Question

The equilibrium constant ${K_p}$ for the following reaction at ${191^ \circ }C$ is $10.24$. What is ${K_c}$.
$B(s) + \dfrac{3}{2}{F_2}(g) \rightleftharpoons B{F_3}(g)$
(A) 6.7
(B) 0.61
(C) 8.30
(D) 7.6

Answer 1

Hint: At first we will note down the given data in the question and we will write the equation. We will write the relation between ${K_p}$ and ${K_c}$ . Then we will put the values in the reaction and then calculate the ${K_c}$ . We should check the units of the values we put in the equation. From there we can choose the correct answer.

Complete step-by-step solution:Step1. The equation given in the question is $B(s) + \dfrac{3}{2}{F_2}(g) \rightleftharpoons B{F_3}(g)$ .
There is one mole of gaseous product and one and half the gaseous reactant.
The ${K_p}$ = $10.24$ , ${K_p}$ is the equilibrium constant.
Temperature given is ${191^ \circ }C$.
The temperature we need must be in kelvin. The temperature in Kelvin is $191 + 273 = 463K$
Step2. The relation between ${K_c}$ and ${K_p}$ is :
${K_p} = {K_c}{(RT)^{\Delta n}}$
Here ${K_p}$ is equilibrium constant expressed in the pressure
${K_c}$ equilibrium constant expressed in the molarity.
R is the universal gas constant which is $0.082Latm/K/mol$
T is temperature
The $\Delta n = {n_{(gaseous{\text{ product)}}}} - {n_{(gaseous{\text{ reactant)}}}}$
Step3. When we substitute the values we get
$1.24 = {K_c}{(0.082 \times 463)^{ - \dfrac{1}{2}}}$
$\Rightarrow {K_c} = 1.24 \times \sqrt {0.082 \times 463} $
$\therefore {K_c} = 7.64$
So the value of the ${K_c}$ is $7.64$.

Hence the option (D) is the correct answer.

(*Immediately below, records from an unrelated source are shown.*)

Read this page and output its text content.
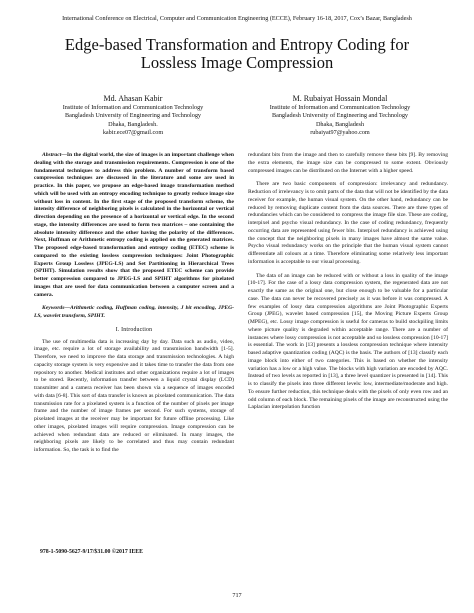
International Conference on Electrical, Computer and Communication Engineering (ECCE), February 16-18, 2017, Cox’s Bazar, Bangladesh
Edge-based Transformation and Entropy Coding for
Lossless Image Compression
Md. Ahasan Kabir
Institute of Information and Communication Technology
Bangladesh University of Engineering and Technology
Dhaka, Bangladesh.
kabir.ece07@gmail.com
M. Rubaiyat Hossain Mondal
Institute of Information and Communication Technology
Bangladesh University of Engineering and Technology
Dhaka, Bangladesh
rubaiyat97@yahoo.com

Abstract—In the digital world, the size of images is an important challenge when dealing with the storage and transmission requirements. Compression is one of the fundamental techniques to address this problem. A number of transform based compression techniques are discussed in the literature and some are used in practice. In this paper, we propose an edge-based image transformation method which will be used with an entropy encoding technique to greatly reduce image size without loss in content. In the first stage of the proposed transform scheme, the intensity difference of neighboring pixels is calculated in the horizontal or vertical direction depending on the presence of a horizontal or vertical edge. In the second stage, the intensity differences are used to form two matrices – one containing the absolute intensity difference and the other having the polarity of the differences. Next, Huffman or Arithmetic entropy coding is applied on the generated matrices. The proposed edge-based transformation and entropy coding (ETEC) scheme is compared to the existing lossless compression techniques: Joint Photographic Experts Group Lossless (JPEG-LS) and Set Partitioning in Hierarchical Trees (SPIHT). Simulation results show that the proposed ETEC scheme can provide better compression compared to JPEG-LS and SPIHT algorithms for pixelated images that are used for data communication between a computer screen and a camera.

Keywords—Arithmetic coding, Huffman coding, intensity, J bit encoding, JPEG-LS, wavelet transform, SPIHT.

I. Introduction

The use of multimedia data is increasing day by day. Data such as audio, video, image, etc. require a lot of storage availability and transmission bandwidth [1-5]. Therefore, we need to improve the data storage and transmission technologies. A high capacity storage system is very expensive and it takes time to transfer the data from one repository to another. Medical institutes and other organizations require a lot of images to be stored. Recently, information transfer between a liquid crystal display (LCD) transmitter and a camera receiver has been shown via a sequence of images encoded with data [6-8]. This sort of data transfer is known as pixelated communication. The data transmission rate for a pixelated system is a function of the number of pixels per image frame and the number of image frames per second. For such systems, storage of pixelated images at the receiver may be important for future offline processing. Like other images, pixelated images will require compression. Image compression can be achieved when redundant data are reduced or eliminated. In many images, the neighboring pixels are likely to be correlated and thus may contain redundant information. So, the task is to find the

redundant bits from the image and then to carefully remove these bits [9]. By removing the extra elements, the image size can be compressed to some extent. Obviously compressed images can be distributed on the Internet with a higher speed.

There are two basic components of compression: irrelevancy and redundancy. Reduction of irrelevancy is to omit parts of the data that will not be identified by the data receiver for example, the human visual system. On the other hand, redundancy can be reduced by removing duplicate content from the data sources. There are three types of redundancies which can be considered to compress the image file size. These are coding, interpixel and psycho visual redundancy. In the case of coding redundancy, frequently occurring data are represented using fewer bits. Interpixel redundancy is achieved using the concept that the neighboring pixels in many images have almost the same value. Psycho visual redundancy works on the principle that the human visual system cannot differentiate all colours at a time. Therefore eliminating some relatively less important information is acceptable to our visual processing.

The data of an image can be reduced with or without a loss in quality of the image [10-17]. For the case of a lossy data compression system, the regenerated data are not exactly the same as the original one, but close enough to be valuable for a particular case. The data can never be recovered precisely as it was before it was compressed. A few examples of lossy data compression algorithms are Joint Photographic Experts Group (JPEG), wavelet based compression [15], the Moving Picture Experts Group (MPEG), etc. Lossy image compression is useful for cameras to build stockpiling limits where picture quality is degraded within acceptable range. There are a number of instances where lossy compression is not acceptable and so lossless compression [10-17] is essential. The work in [13] presents a lossless compression technique where intensity based adaptive quantization coding (AQC) is the basis. The authors of [13] classify each image block into either of two categories. This is based on whether the intensity variation has a low or a high value. The blocks with high variation are encoded by AQC. Instead of two levels as reported in [13], a three level quantizer is presented in [14]. This is to classify the pixels into three different levels: low, intermediate/moderate and high. To ensure further reduction, this technique deals with the pixels of only even row and an odd column of each block. The remaining pixels of the image are reconstructed using the Laplacian interpolation function

978-1-5090-5627-9/17/$31.00 ©2017 IEEE
717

Note:The equilibrium state is the state of the reaction where there is enough time have passed and the reaction have come at halt. It loses its tendency to move forward. The equilibrium constant is the value of reaction quotient. The ${K_c}$ and ${K_p}$ represent the same thing but ${K_p}$is calculated by the partial pressure of the components of equation. While the ${K_c}$ is calculated by the molarity of the components in the equation.